• bazı (çok afedersiniz insan demeye dilim varmıyor) mahlukatların, çalıştıkları yerden bahsederken kullandıkları cümle. sonra vay efendim patron bana zam yapmıyor. yapmaz tabii amın düdüğü! patron senin kadar sahiplenmiyor lan o şirketi..hissen mi var, kar ortağı mısın olm... nereden sizin şirket? siz kimsiniz ulan?
  • böyle bahsediyor insanlar laf aralarında bunlardan. kıskanmıyor değilim. ben daha ziyade "bizim ev" diye konuşuyorum. jess dayı falan.
  • çalışan için gerçekten acayip bir isimlendirme biçimi. aslında bu bile kendi başına toplumlar olarak ne kadar iğrenç bir durumda olduğumuzun ispatı gibi. geçimini sağlamak için mecburen bulunduğun yerde o kadar çok vakit geçiriyorsun, mekanla ve kurumun diğer üyeleriyle o kadar içli dışlı oluyorsun ki, senin çektiğin çile üzerinden kar elde eden insanların şirketini kendininmiş gibi benimsemek durumunda kalıyorsun.

    bu aslında kitlesel bir stockholm sendromu bir nevi. sistemin rehinesi olma durumunun değişmeyeceğini kabullenince insan koşullarını daha çekilebilir kılmak için kendi isteklerini, taleplerini ve beklentilerini değiştirme yoluna gidiyor. siz de haklısınız tabii ama yine de konumumuzu unutmayalım diyorum ben. ne kadar modern de olsak yine köleyiz. kürek çekmek yerine klavye tuşlarına basıyoruz ama iş yerleri bizi çevreleyen kafesler. "bizim"leştirilecek şeyler değil.
  • sahiplenme duygusu bulunan insanların kullandığı tanımlamadır. şirket iş kapısı sağlamış, imkanlar sunmuş, düşman mı olmak gerekir? o parayı gayrimenkule/faize yatırsa daha mı iyi olurdu? eğer çalışan olmayı yediremiyorsanız siz de iş kurabilirsiniz.
  • (bkz: yeni baslayanlar icin zevzeklik afedersin)

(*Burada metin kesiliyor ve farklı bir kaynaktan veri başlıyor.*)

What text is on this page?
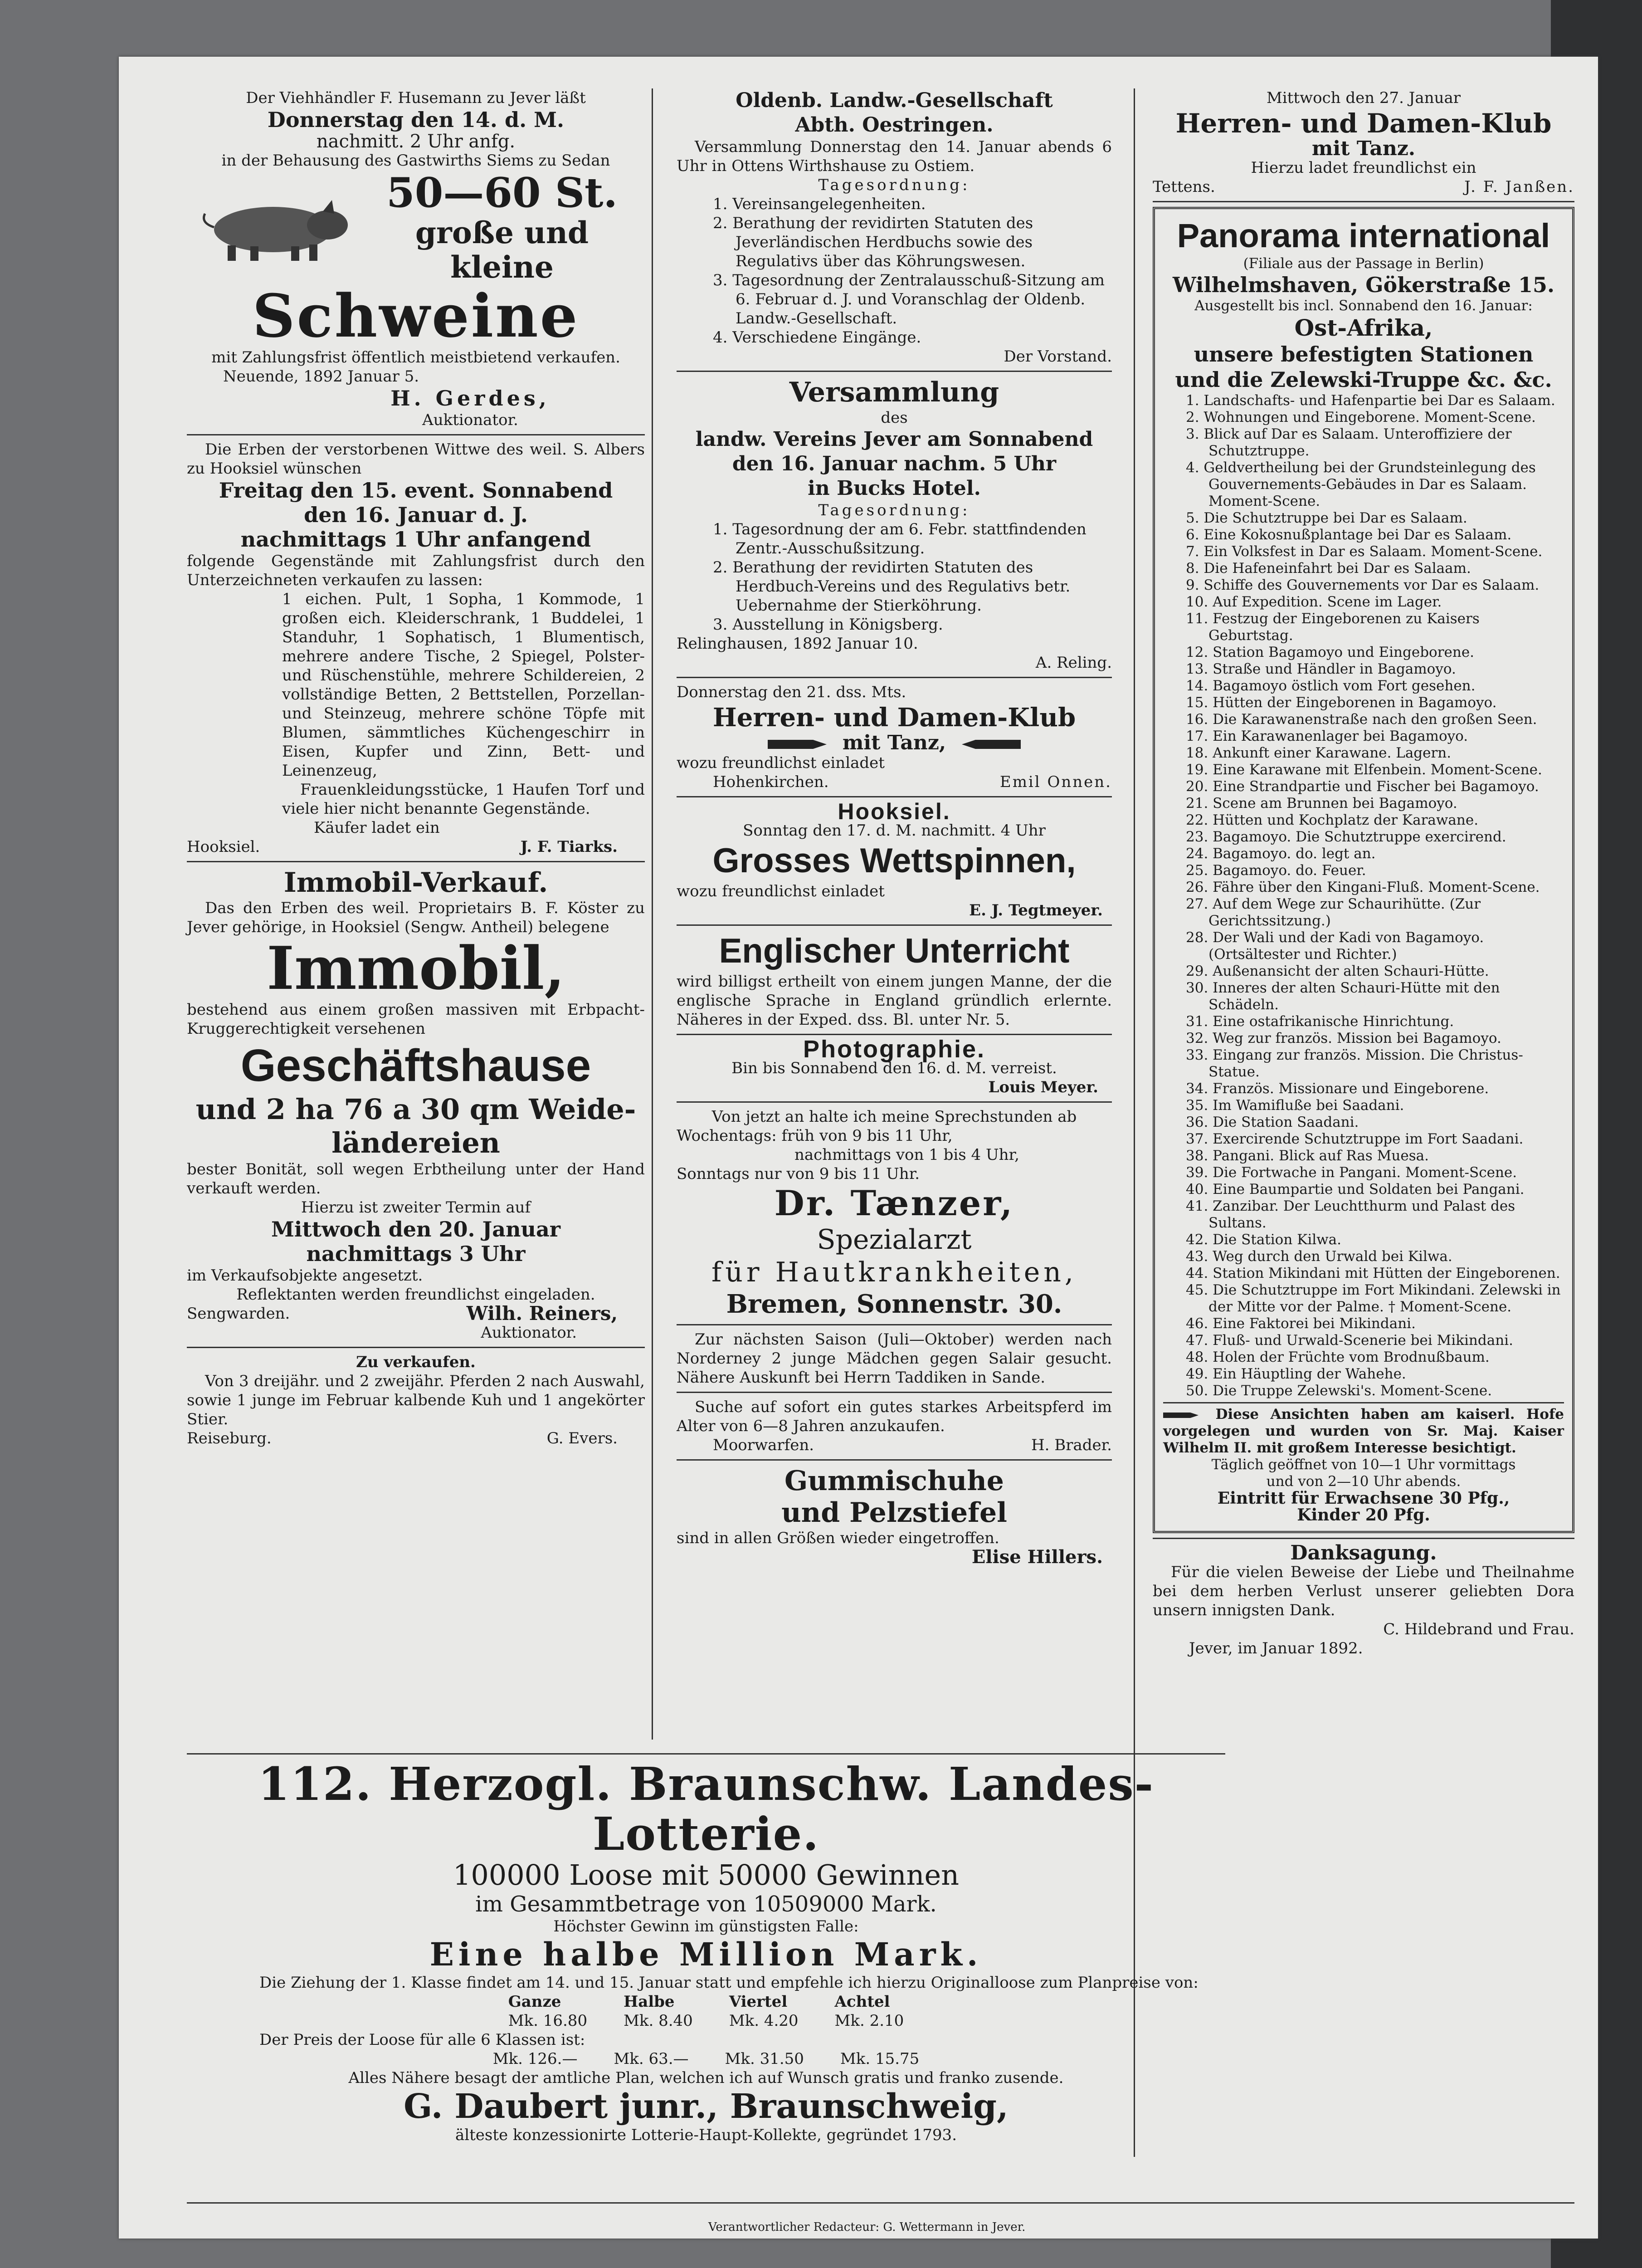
Der Viehhändler F. Husemann zu Jever läßt
Donnerstag den 14. d. M.
nachmitt. 2 Uhr anfg.
in der Behausung des Gastwirths Siems zu Sedan
50—60 St.
große und kleine
Schweine
mit Zahlungsfrist öffentlich meistbietend verkaufen.
Neuende, 1892 Januar 5.
H. Gerdes,
Auktionator.
Die Erben der verstorbenen Wittwe des weil. S. Albers zu Hooksiel wünschen
Freitag den 15. event. Sonnabend
den 16. Januar d. J.
nachmittags 1 Uhr anfangend
folgende Gegenstände mit Zahlungsfrist durch den Unterzeichneten verkaufen zu lassen:
1 eichen. Pult, 1 Sopha, 1 Kommode, 1 großen eich. Kleiderschrank, 1 Buddelei, 1 Standuhr, 1 Sophatisch, 1 Blumentisch, mehrere andere Tische, 2 Spiegel, Polster- und Rüschenstühle, mehrere Schildereien, 2 vollständige Betten, 2 Bettstellen, Porzellan- und Steinzeug, mehrere schöne Töpfe mit Blumen, sämmtliches Küchengeschirr in Eisen, Kupfer und Zinn, Bett- und Leinenzeug,
Frauenkleidungsstücke, 1 Haufen Torf und viele hier nicht benannte Gegenstände.
Käufer ladet ein
Hooksiel.	J. F. Tiarks.
Immobil-Verkauf.
Das den Erben des weil. Proprietairs B. F. Köster zu Jever gehörige, in Hooksiel (Sengw. Antheil) belegene
Immobil,
bestehend aus einem großen massiven mit Erbpacht-Kruggerechtigkeit versehenen
Geschäftshause
und 2 ha 76 a 30 qm Weide-
ländereien
bester Bonität, soll wegen Erbtheilung unter der Hand verkauft werden.
Hierzu ist zweiter Termin auf
Mittwoch den 20. Januar
nachmittags 3 Uhr
im Verkaufsobjekte angesetzt.
Reflektanten werden freundlichst eingeladen.
Sengwarden.	Wilh. Reiners,
Auktionator.
Zu verkaufen.
Von 3 dreijähr. und 2 zweijähr. Pferden 2 nach Auswahl, sowie 1 junge im Februar kalbende Kuh und 1 angekörter Stier.
Reiseburg.	G. Evers.
Oldenb. Landw.-Gesellschaft
Abth. Oestringen.
Versammlung Donnerstag den 14. Januar abends 6 Uhr in Ottens Wirthshause zu Ostiem.
Tagesordnung:
1. Vereinsangelegenheiten.
2. Berathung der revidirten Statuten des Jeverländischen Herdbuchs sowie des Regulativs über das Köhrungswesen.
3. Tagesordnung der Zentralausschuß-Sitzung am 6. Februar d. J. und Voranschlag der Oldenb. Landw.-Gesellschaft.
4. Verschiedene Eingänge.
Der Vorstand.
Versammlung
des
landw. Vereins Jever am Sonnabend
den 16. Januar nachm. 5 Uhr
in Bucks Hotel.
Tagesordnung:
1. Tagesordnung der am 6. Febr. stattfindenden Zentr.-Ausschußsitzung.
2. Berathung der revidirten Statuten des Herdbuch-Vereins und des Regulativs betr. Uebernahme der Stierköhrung.
3. Ausstellung in Königsberg.
Relinghausen, 1892 Januar 10.
A. Reling.
Donnerstag den 21. dss. Mts.
Herren- und Damen-Klub
mit Tanz,
wozu freundlichst einladet
Hohenkirchen.	Emil Onnen.
Hooksiel.
Sonntag den 17. d. M. nachmitt. 4 Uhr
Grosses Wettspinnen,
wozu freundlichst einladet
E. J. Tegtmeyer.
Englischer Unterricht
wird billigst ertheilt von einem jungen Manne, der die englische Sprache in England gründlich erlernte. Näheres in der Exped. dss. Bl. unter Nr. 5.
Photographie.
Bin bis Sonnabend den 16. d. M. verreist.
Louis Meyer.
Von jetzt an halte ich meine Sprechstunden ab
Wochentags: früh von 9 bis 11 Uhr,
nachmittags von 1 bis 4 Uhr,
Sonntags nur von 9 bis 11 Uhr.
Dr. Tænzer,
Spezialarzt
für Hautkrankheiten,
Bremen, Sonnenstr. 30.
Zur nächsten Saison (Juli—Oktober) werden nach Norderney 2 junge Mädchen gegen Salair gesucht. Nähere Auskunft bei Herrn Taddiken in Sande.
Suche auf sofort ein gutes starkes Arbeitspferd im Alter von 6—8 Jahren anzukaufen.
Moorwarfen.	H. Brader.
Gummischuhe
und Pelzstiefel
sind in allen Größen wieder eingetroffen.
Elise Hillers.
Mittwoch den 27. Januar
Herren- und Damen-Klub
mit Tanz.
Hierzu ladet freundlichst ein
Tettens.	J. F. Janßen.
Panorama international
(Filiale aus der Passage in Berlin)
Wilhelmshaven, Gökerstraße 15.
Ausgestellt bis incl. Sonnabend den 16. Januar:
Ost-Afrika,
unsere befestigten Stationen
und die Zelewski-Truppe &c. &c.
1. Landschafts- und Hafenpartie bei Dar es Salaam.
2. Wohnungen und Eingeborene. Moment-Scene.
3. Blick auf Dar es Salaam. Unteroffiziere der Schutztruppe.
4. Geldvertheilung bei der Grundsteinlegung des Gouvernements-Gebäudes in Dar es Salaam. Moment-Scene.
5. Die Schutztruppe bei Dar es Salaam.
6. Eine Kokosnußplantage bei Dar es Salaam.
7. Ein Volksfest in Dar es Salaam. Moment-Scene.
8. Die Hafeneinfahrt bei Dar es Salaam.
9. Schiffe des Gouvernements vor Dar es Salaam.
10. Auf Expedition. Scene im Lager.
11. Festzug der Eingeborenen zu Kaisers Geburtstag.
12. Station Bagamoyo und Eingeborene.
13. Straße und Händler in Bagamoyo.
14. Bagamoyo östlich vom Fort gesehen.
15. Hütten der Eingeborenen in Bagamoyo.
16. Die Karawanenstraße nach den großen Seen.
17. Ein Karawanenlager bei Bagamoyo.
18. Ankunft einer Karawane. Lagern.
19. Eine Karawane mit Elfenbein. Moment-Scene.
20. Eine Strandpartie und Fischer bei Bagamoyo.
21. Scene am Brunnen bei Bagamoyo.
22. Hütten und Kochplatz der Karawane.
23. Bagamoyo. Die Schutztruppe exercirend.
24. Bagamoyo. do. legt an.
25. Bagamoyo. do. Feuer.
26. Fähre über den Kingani-Fluß. Moment-Scene.
27. Auf dem Wege zur Schaurihütte. (Zur Gerichtssitzung.)
28. Der Wali und der Kadi von Bagamoyo. (Ortsältester und Richter.)
29. Außenansicht der alten Schauri-Hütte.
30. Inneres der alten Schauri-Hütte mit den Schädeln.
31. Eine ostafrikanische Hinrichtung.
32. Weg zur französ. Mission bei Bagamoyo.
33. Eingang zur französ. Mission. Die Christus-Statue.
34. Französ. Missionare und Eingeborene.
35. Im Wamifluße bei Saadani.
36. Die Station Saadani.
37. Exercirende Schutztruppe im Fort Saadani.
38. Pangani. Blick auf Ras Muesa.
39. Die Fortwache in Pangani. Moment-Scene.
40. Eine Baumpartie und Soldaten bei Pangani.
41. Zanzibar. Der Leuchtthurm und Palast des Sultans.
42. Die Station Kilwa.
43. Weg durch den Urwald bei Kilwa.
44. Station Mikindani mit Hütten der Eingeborenen.
45. Die Schutztruppe im Fort Mikindani. Zelewski in der Mitte vor der Palme. † Moment-Scene.
46. Eine Faktorei bei Mikindani.
47. Fluß- und Urwald-Scenerie bei Mikindani.
48. Holen der Früchte vom Brodnußbaum.
49. Ein Häuptling der Wahehe.
50. Die Truppe Zelewski's. Moment-Scene.
Diese Ansichten haben am kaiserl. Hofe vorgelegen und wurden von Sr. Maj. Kaiser Wilhelm II. mit großem Interesse besichtigt.
Täglich geöffnet von 10—1 Uhr vormittags
und von 2—10 Uhr abends.
Eintritt für Erwachsene 30 Pfg.,
Kinder 20 Pfg.
Danksagung.
Für die vielen Beweise der Liebe und Theilnahme bei dem herben Verlust unserer geliebten Dora unsern innigsten Dank.
C. Hildebrand und Frau.
Jever, im Januar 1892.
112. Herzogl. Braunschw. Landes-Lotterie.
100000 Loose mit 50000 Gewinnen
im Gesammtbetrage von 10509000 Mark.
Höchster Gewinn im günstigsten Falle:
Eine halbe Million Mark.
Die Ziehung der 1. Klasse findet am 14. und 15. Januar statt und empfehle ich hierzu Originalloose zum Planpreise von:
Ganze	Halbe	Viertel	Achtel
Mk. 16.80	Mk. 8.40	Mk. 4.20	Mk. 2.10
Der Preis der Loose für alle 6 Klassen ist:
Mk. 126.—	Mk. 63.—	Mk. 31.50	Mk. 15.75
Alles Nähere besagt der amtliche Plan, welchen ich auf Wunsch gratis und franko zusende.
G. Daubert junr., Braunschweig,
älteste konzessionirte Lotterie-Haupt-Kollekte, gegründet 1793.
Verantwortlicher Redacteur: G. Wettermann in Jever.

    kölelik mölelik diyecegiz diye sacmalamis da sacmalamissin biraderim.

    (bkz: sen sahiplenme ulan ayi)

    tamam, her sirket piril piril degildir ama her sirket de tü kaka degildir. calisani memnunsa, mutluysa, bizim desin ne olacak ? tuttugu takimdan da "bizim takim" diye bahsediyor insanlar. delirmis mi oluyorlar ?

    (bkz: salak solcu zorla kapitalist yapar yemin ederim)
  • düşman mı olmak gerekir? evet, düşman olmak gerekir. sistem birilerinin şirket sahibi, birilerinin de çalışan olmasını mecburi kılıyorsa sistemin ayakta durmasını sağlayan her türlü unsura elbette ki düşman olmak gerekir.

    sahiplenme (gerçi burada sahiplenmeden ziyade ait olma duygusu söz konusu ya neyse) duygunuz çok ağır basıyorsa bunu daha zararsız şeylere yönlendirebilirsiniz.

    mevcut sistemin adaletsizliğinden işveren olup emek sömürerek kaçılmıyor. ben sömürmektense sömürülmeye razı olmayı yeğlerim, içinde bulunduğu koşulların daha iyisi nasıl olabilir diye düşünmekten imtina eden insanlarla da uğraşmaktan üşenirim ama şunu şuraya bırakayım da belki birilerine bir bakış açısı katar:

    (bkz: #45713233)

    "köleler köleliğinden mutluysa bize ne abi? yapsınlar köleliklerini." keşke her şey bu kadar basit olsaydı.